The neighborhood of Flushing in Queens, New York has become my home away from home in regards to dim sum explorations. On nearly every visit to the Big Apple over the past several years, I have made it a point to visit Chinatown in Flushing to get my dim sum fix, along with doing some shopping in the neighborhood, both for food and kitchen gadgets.
The epicenter of my visits to Flushing is always Jade Asian Restaurant. It features a large banquet room, where on busy days you may find yourself sharing tables with other dim sum lovers, and even potentially waiting in long lines to be seated, namely on weekends. I have only visited Jade Asian on weekdays, so I’ve managed to avoid the traffic/lines for a dim sum fix. I highly suggest stopping by midweek if you’re able, since I believe the prices are lower on weekdays as well.
|Dim sum carts!|
Today I will do a basic rundown of my most recent meal at Jade Asian. We actually skipped some of the classic dumplings, like Har Gow and Siu Mai, and focused on some of our other favorites. There were also only two of us dining on this occasion, which means less people to share with, and less dishes overall (but you’d never know it from looking at everything we ate!).
|Shrimp Rice Noodle Rolls|
Usually, a meal of dim sum includes several items including shrimp, but on this most recent visit, we limited our shrimp consumption to these rice noodle rolls filled with shrimp. This is a perennial favorite, and a dim sum outing would be incomplete without an order of these.
|Char Siu Bao|
We also usually get a minimum of two different types of dishes containing char siu, or Chinese BBQ pork. First, we had the steamed char siu bao, or buns. These are pillowy and fluffy in texture on the outside, and sweet and meaty on the inside. They are quite possibly the perfect dim sum menu item, and probably my all time favorite. I like to rip them in half with my fingers before eating them!
Additionally, we also love the char siu sou, or pastries. These feature the same delectable pork filling, but with a flaky crust. These are dangerous because they almost remind me of a meaty dessert! They are outstanding and easily hold their own beside their popular cousin, the char siu bao.
|Char Siu Sou|
I’m also a big fan of Chinese chive dumplings. They are made with wheat starch dough, but unlike most dumplings made with this translucent dough, these are actually pan-fried.
|Chinese Chive Dumplings|
I’ve actually made these in my own kitchen before, although the ones here contain a lot less shrimp than the homemade version. I did discover some crunch in the filling, which is possibly attributable to water chestnuts of bamboo shoots, I’m not really sure. Either way, these are a tasty addition to any dim sum meal.

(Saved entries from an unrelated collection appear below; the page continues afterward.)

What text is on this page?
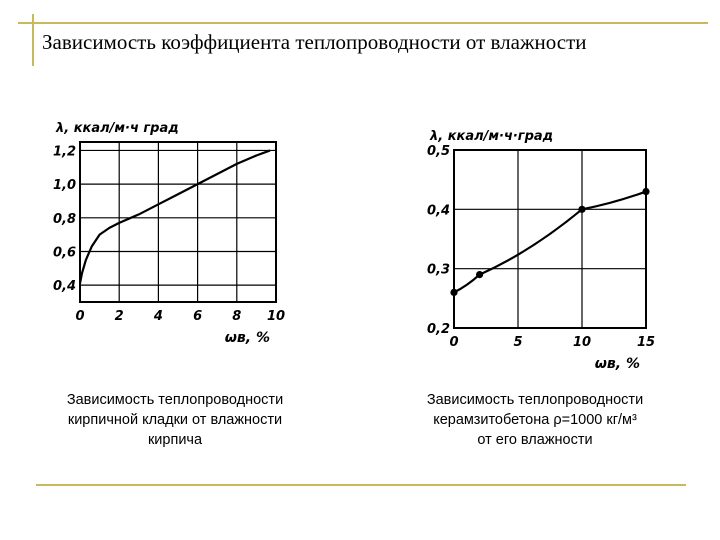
Зависимость коэффициента теплопроводности от влажности
0 2 4 6 8 10
0,4
0,6
0,8
1,0
1,2
λ, ккал/м·ч град
ωв, %	0	5	10	15
0,2
0,3
0,4
0,5
λ, ккал/м·ч·град
ωв, %
Зависимость теплопроводности
кирпичной кладки от влажности
кирпича
Зависимость теплопроводности
керамзитобетона ρ=1000 кг/м³
от его влажности
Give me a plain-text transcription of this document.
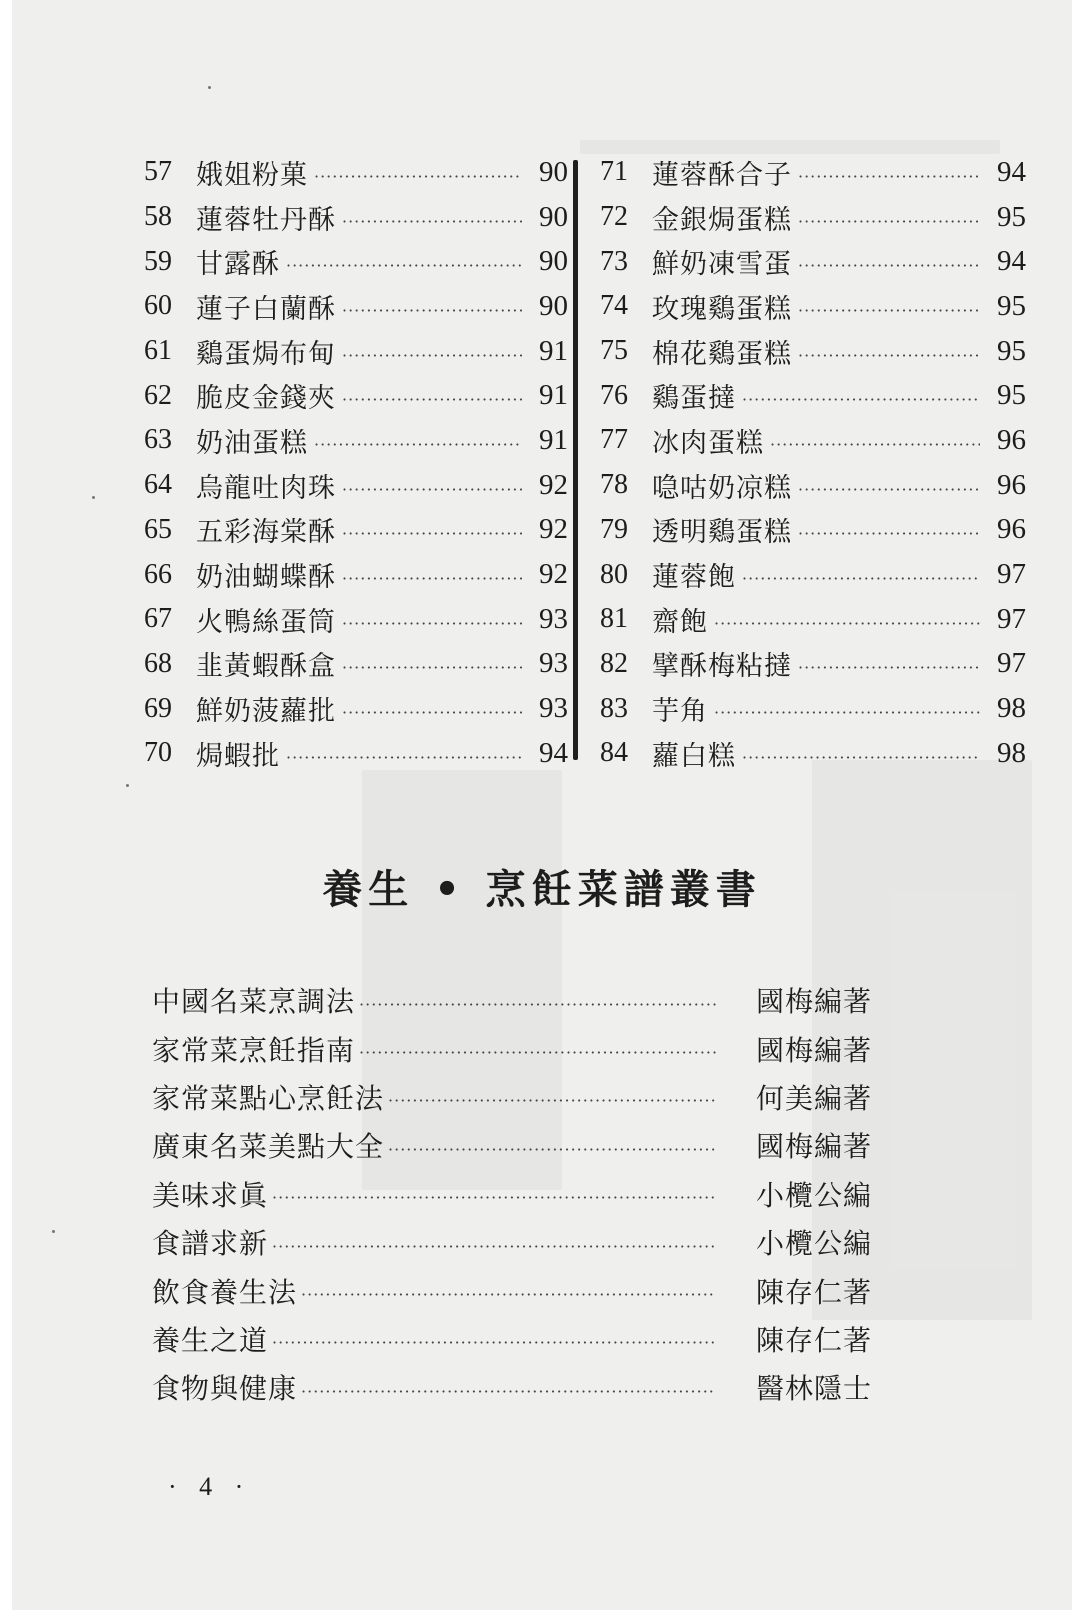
57 娥姐粉菓 ·····	90
58 蓮蓉牡丹酥 ·····	90
59 甘露酥 ·····	90
60 蓮子白蘭酥 ·····	90
61 鷄蛋焗布甸 ·····	91
62 脆皮金錢夾 ·····	91
63 奶油蛋糕 ·····	91
64 烏龍吐肉珠 ·····	92
65 五彩海棠酥 ·····	92
66 奶油蝴蝶酥 ·····	92
67 火鴨絲蛋筒 ·····	93
68 韭黃蝦酥盒 ·····	93
69 鮮奶菠蘿批 ·····	93
70 焗蝦批 ·····	94
71 蓮蓉酥合子 ·····	94
72 金銀焗蛋糕 ·····	95
73 鮮奶凍雪蛋 ·····	94
74 玫瑰鷄蛋糕 ·····	95
75 棉花鷄蛋糕 ·····	95
76 鷄蛋撻 ·····	95
77 冰肉蛋糕 ·····	96
78 喼咕奶凉糕 ·····	96
79 透明鷄蛋糕 ·····	96
80 蓮蓉飽 ·····	97
81 齋飽 ·····	97
82 擘酥梅粘撻 ·····	97
83 芋角 ·····	98
84 蘿白糕 ·····	98
養生 • 烹飪菜譜叢書
中國名菜烹調法 ·····	國梅編著
家常菜烹飪指南 ·····	國梅編著
家常菜點心烹飪法 ·····	何美編著
廣東名菜美點大全 ·····	國梅編著
美味求眞 ·····	小欖公編
食譜求新 ·····	小欖公編
飲食養生法 ·····	陳存仁著
養生之道 ·····	陳存仁著
食物與健康 ·····	醫林隱士
· 4 ·
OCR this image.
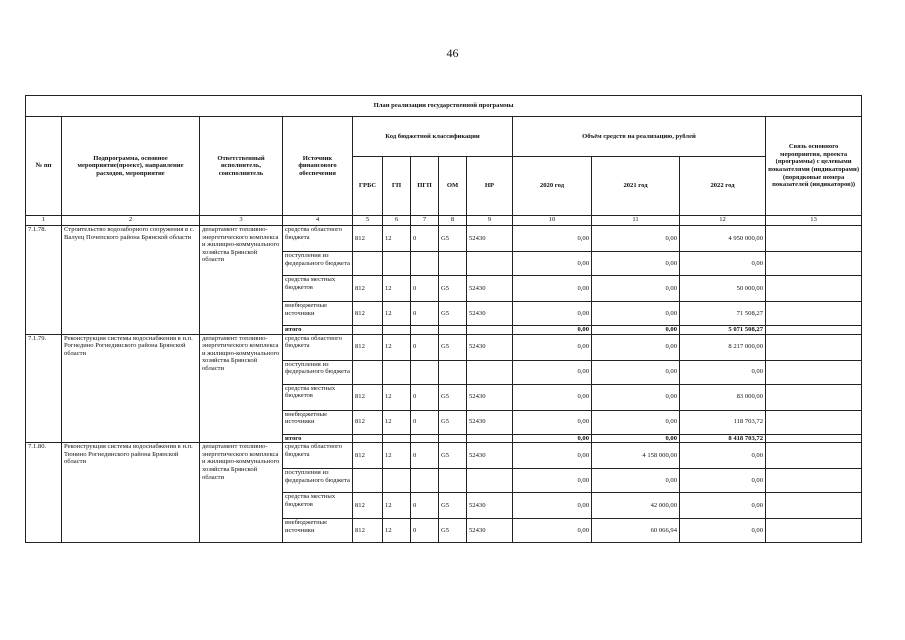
46
План реализации государственной программы												
№ пп	Подпрограмма, основное мероприятие(проект), направление расходов, мероприятие	Ответственный исполнитель, соисполнитель	Источник финансового обеспечения	Код бюджетной классификации					Объём средств на реализацию, рублей			Связь основного мероприятия, проекта (программы) с целевыми показателями (индикаторами) (порядковые номера показателей (индикаторов))
				ГРБС	ГП	ПГП	ОМ	НР	2020 год	2021 год	2022 год	
1	2	3	4	5	6	7	8	9	10	11	12	13
7.1.78.	Строительство водозаборного сооружения в с. Валуец Почепского района Брянской области	департамент топливно-энергетического комплекса и жилищно-коммунального хозяйства Брянской области	средства областного бюджета	812	12	0	G5	52430	0,00	0,00	4 950 000,00	
			поступления из федерального бюджета						0,00	0,00	0,00	
			средства местных бюджетов	812	12	0	G5	52430	0,00	0,00	50 000,00	
			внебюджетные источники	812	12	0	G5	52430	0,00	0,00	71 508,27	
			итого						0,00	0,00	5 071 508,27	
7.1.79.	Реконструкция системы водоснабжения в н.п. Рогнедино Рогнединского района Брянской области	департамент топливно-энергетического комплекса и жилищно-коммунального хозяйства Брянской области	средства областного бюджета	812	12	0	G5	52430	0,00	0,00	8 217 000,00	
			поступления из федерального бюджета						0,00	0,00	0,00	
			средства местных бюджетов	812	12	0	G5	52430	0,00	0,00	83 000,00	
			внебюджетные источники	812	12	0	G5	52430	0,00	0,00	118 703,72	
			итого						0,00	0,00	8 418 703,72	
7.1.80.	Реконструкция системы водоснабжения в н.п. Тюнино Рогнединского района Брянской области	департамент топливно-энергетического комплекса и жилищно-коммунального хозяйства Брянской области	средства областного бюджета	812	12	0	G5	52430	0,00	4 158 000,00	0,00	
			поступления из федерального бюджета						0,00	0,00	0,00	
			средства местных бюджетов	812	12	0	G5	52430	0,00	42 000,00	0,00	
			внебюджетные источники	812	12	0	G5	52430	0,00	60 066,94	0,00	
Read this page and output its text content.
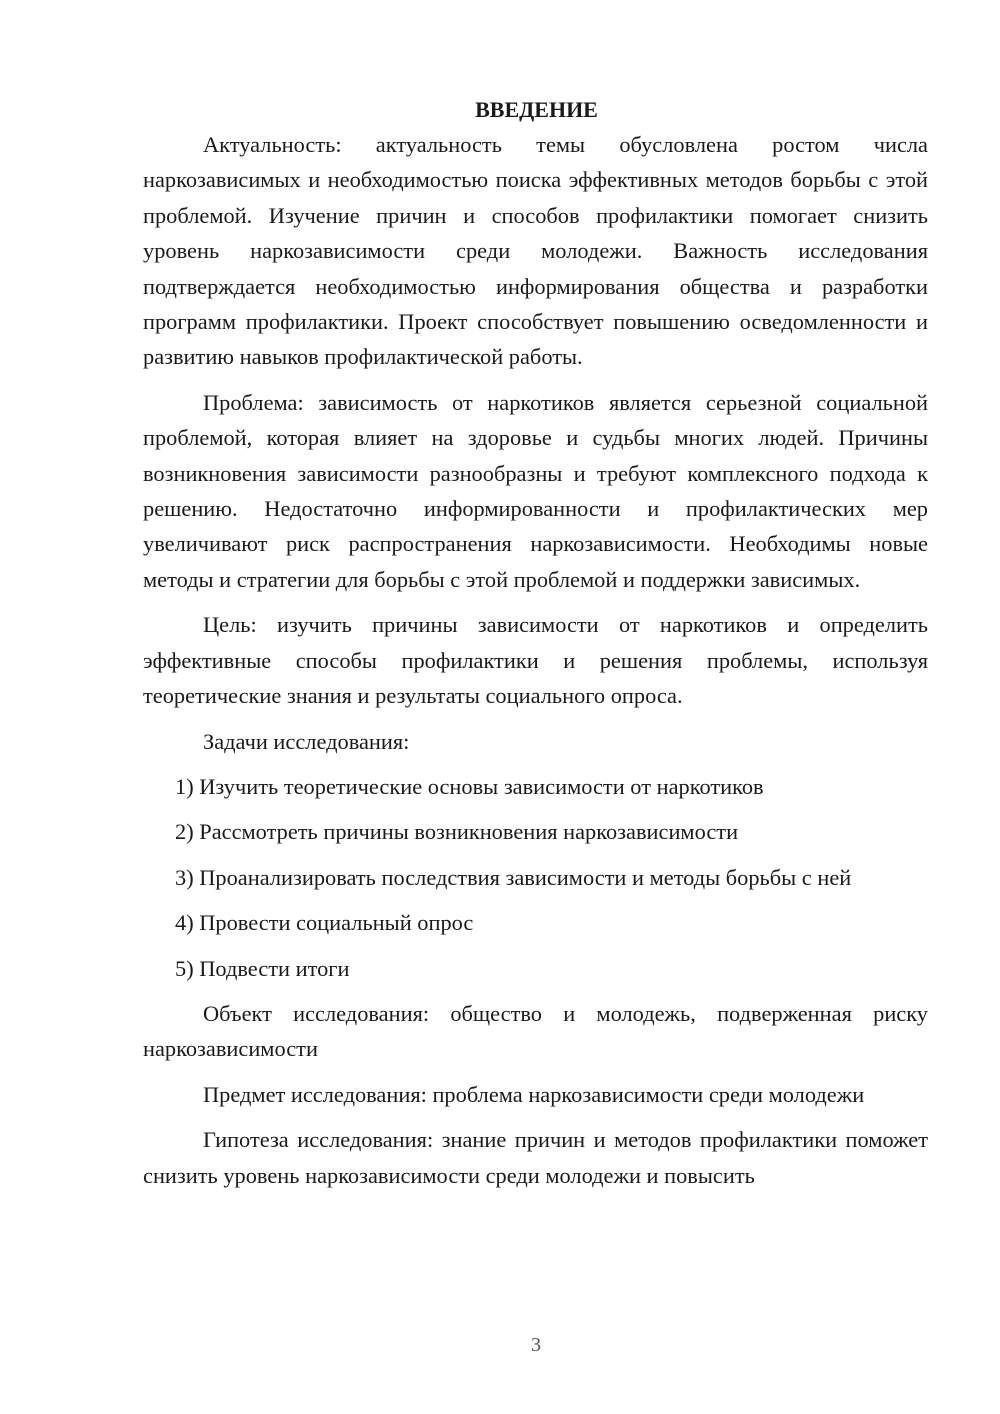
ВВЕДЕНИЕ

Актуальность: актуальность темы обусловлена ростом числа наркозависимых и необходимостью поиска эффективных методов борьбы с этой проблемой. Изучение причин и способов профилактики помогает снизить уровень наркозависимости среди молодежи. Важность исследования подтверждается необходимостью информирования общества и разработки программ профилактики. Проект способствует повышению осведомленности и развитию навыков профилактической работы.

Проблема: зависимость от наркотиков является серьезной социальной проблемой, которая влияет на здоровье и судьбы многих людей. Причины возникновения зависимости разнообразны и требуют комплексного подхода к решению. Недостаточно информированности и профилактических мер увеличивают риск распространения наркозависимости. Необходимы новые методы и стратегии для борьбы с этой проблемой и поддержки зависимых.

Цель: изучить причины зависимости от наркотиков и определить эффективные способы профилактики и решения проблемы, используя теоретические знания и результаты социального опроса.

Задачи исследования:

1) Изучить теоретические основы зависимости от наркотиков
2) Рассмотреть причины возникновения наркозависимости
3) Проанализировать последствия зависимости и методы борьбы с ней
4) Провести социальный опрос
5) Подвести итоги

Объект исследования: общество и молодежь, подверженная риску наркозависимости

Предмет исследования: проблема наркозависимости среди молодежи

Гипотеза исследования: знание причин и методов профилактики поможет снизить уровень наркозависимости среди молодежи и повысить

3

I’m also a fan of these ethereal fried taro dumplings. The exterior is made with a dough containing mashed taro, which is then filled with stewed pork, making this almost like a meat-and-potatoes type of dumpling.
Once these dumplings are deep-fried, the exterior of the taro dough becomes gossamer and light, with a decadent creamy interior to the dough, and a rich meat filling. These are a tad heavier because they are fried, but I love them all the same.
Lo mai gai, or sticky rice in lotus leaf, is another classic. A mixture of sticky rice, ground pork, Chinese sausage, egg yolk, and sometimes even mushrooms or chicken generally make up the filling of these steamed morsels.
|Lo Mai Gai|
Another favorite dumpling on my long list is xiaolongbao, or Shanghai soup dumplings. There is truly an art to eating these dumplings. You either take a small bite or use a chopstick to poke a hole into the dumpling skin, while holding it over a soup spoon. Then drain the soup out of the dumpling, slurp it up and enjoy your dumpling. You can also add a little vinegar to cut through the richness of the broth. The ones served at Jade Asian range in their soupiness. A couple of our dumplings yielded a decent amount of soup while a couple seemed mostly dry (either they leaked a bit or weren’t as full of the soup/gelatin mixture). Either way, they are always a tasty treat!
We certainly can’t skimp out on dessert. After nearly every dim sum meal, we always manage to save some room for these delicious steamed custard buns. They feature the same basic fluffy dough as my beloved steamed char siu bao, but with a rich and sweet custard filling. There’s really no better way to end a visit to Jade Asian than with a sweet finish.
|Steamed Custard Buns|
Although there are many wonderful eateries in Flushing’s Chinatown, I seem to only have eyes for Jade Asian. I hope you’ve enjoyed this little culinary tour, and perhaps it will inspire you to seek out some dim sum in your local area (I’ve even found some in my hometown in Rhode Island!). And if you’re ever in New York City, please consider a little field trip out of Manhattan to discover the culinary delights that can be found in Flushing. You won’t be disappointed!